Die getrockneten Papayakerne sind dunkelbraun und haben eine feste Struktur. Auch als „Pfeffer der Inkas“ bezeichnet, besitzen sie einen kräftigen, sehr würzigen Geschmack, der tatsächlich ein wenig an Pfeffer, Kresse oder Senf erinnert. Dadurch eignen sich die gesunden und aromatischen Kerne hervorragend zum Würzen von Speisen.
Zusätzlich entwickelt sich beim Kauen ein angenehmer, leicht pfeffriger Geschmack, der für frischen Atem sorgt. Ihre Wirkung ist vielmehr sehr spezifisch und vielseitig.
Doch die Kerne eignen sich nicht nur hervorragend zum Würzen. Papayakerne bekämpfen, besser als so manche schulmedizinischen Anti-Wurmmittel, nachweislich Darmparasiten, bieten darüber hinaus Schutz vor neuen Parasiten und stärken allgemein das Immunsystem. Sie sind sogar als natürliche „Darmputzer“ und als Fettverbrenner bei einigen Naturvölkern bekannt. Die Kerne räumen im Darm mit Fäulnisprozessen auf, lösen abgelagerte Fette aus dem Körper, führen sie der Leber zur Verbrennung zu und helfen dem Darmmilieu sich zu regenerieren, wodurch ein spürbares Wohlgefühl im ganzen Körper entsteht.
Das in den Kernen enthaltene Enzym Papain wird in der Alternativmedizin sowie in alternativ-medizinischen Präparaten vor allem im Zusammenhang mit entzündlichen Krankheiten eingesetzt, da es die Gefäßinnenwände sauber hält sowie entzündungshemmend wirkt. Daher kann es ebenfalls zur Prävention von Thrombose genutzt werden.
Bei regelmäßigem Verzehr sollen Papayafrüchte das Leber und Nervensystem stärken, die Stimmung aufhellen, den Haarwuchs anregen, Muskeln, Nerven und Zellen regeneriere, und sogar die Libido aktivieren.

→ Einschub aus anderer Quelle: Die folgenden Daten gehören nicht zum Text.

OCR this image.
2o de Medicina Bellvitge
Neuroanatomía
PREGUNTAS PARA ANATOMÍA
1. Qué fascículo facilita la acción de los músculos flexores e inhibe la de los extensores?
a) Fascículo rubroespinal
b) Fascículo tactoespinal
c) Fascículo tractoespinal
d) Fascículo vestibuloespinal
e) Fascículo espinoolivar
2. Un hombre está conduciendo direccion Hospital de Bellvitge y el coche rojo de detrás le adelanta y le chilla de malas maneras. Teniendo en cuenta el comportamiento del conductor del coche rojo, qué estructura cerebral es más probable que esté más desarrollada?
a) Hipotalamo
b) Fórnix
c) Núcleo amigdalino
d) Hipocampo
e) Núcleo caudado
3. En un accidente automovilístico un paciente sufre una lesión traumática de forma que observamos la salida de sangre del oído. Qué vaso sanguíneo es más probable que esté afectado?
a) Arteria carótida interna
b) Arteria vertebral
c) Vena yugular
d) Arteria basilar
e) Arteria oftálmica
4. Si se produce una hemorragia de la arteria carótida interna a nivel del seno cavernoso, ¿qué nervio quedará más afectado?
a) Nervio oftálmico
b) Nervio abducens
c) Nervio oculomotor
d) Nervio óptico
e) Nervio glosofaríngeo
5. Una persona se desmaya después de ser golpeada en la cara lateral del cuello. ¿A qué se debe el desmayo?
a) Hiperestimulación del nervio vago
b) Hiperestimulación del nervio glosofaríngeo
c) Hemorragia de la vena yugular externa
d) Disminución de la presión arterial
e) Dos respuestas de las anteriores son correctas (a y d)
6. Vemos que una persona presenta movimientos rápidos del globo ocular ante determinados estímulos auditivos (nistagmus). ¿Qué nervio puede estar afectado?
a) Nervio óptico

„Papaya vitalisiert die Zellen und wirkt auf sie wie der lang ersehnte Regen auf ein ausgetrocknetes Stück Land. Man brauche weniger Schlaf, fühle sich geistig wacher, insgesamt besser gelaunt und schon am frühen Morgen beträchtlich fitter!“, zitiert Barbara Simonsohn in ihrem Buch „Papaya. Heilen mit der Wunderfrucht“ einen Arzt.
Mehr über die heilende Kraft der Papayakerne …
Hinweis
Aus wissenschaftlicher Sicht sind bei Papayakernen keinerlei Gegenanzeigen bekannt. Es gilt jedoch die allgemeine Vorsichtsmaßnahme, dass Schwangere sowie stillende Frauen auf den Genuss der Papayakerne verzichten sollten, weil diese eine starke anti-parasitäre Eigenschaft besitzen. Der noch unzureichend entwickelte Magen-Darm-Trakt des Babys könnte empfindlich darauf reagieren.
Bitte beachte unbedingt!
Die hier zur Verfügung gestellten Informationen, Rezepte und Behandlungstipps basieren sowohl auf den verlinkten Quellen auf der Haupseite, umfangreichen Recherchen und eigenen Erfahrungen. Sie sind nach bestem Wissen und Gewissen zusammengetragen und verstehen sich als Informationsquelle über Papayakerne. Bei Problemen oder Erkrankungen ersetzen sie jedoch nicht die Beratung und ggf. Behandlung eines Arztes oder eines Heilpraktikers. Wir können daher keine Haftung für mögliche Probleme übernehmen, die sich direkt oder indirekt aus dem Gebrauch von Papayakernen ergeben könnten. Vielen Dank für Dein Verständnis.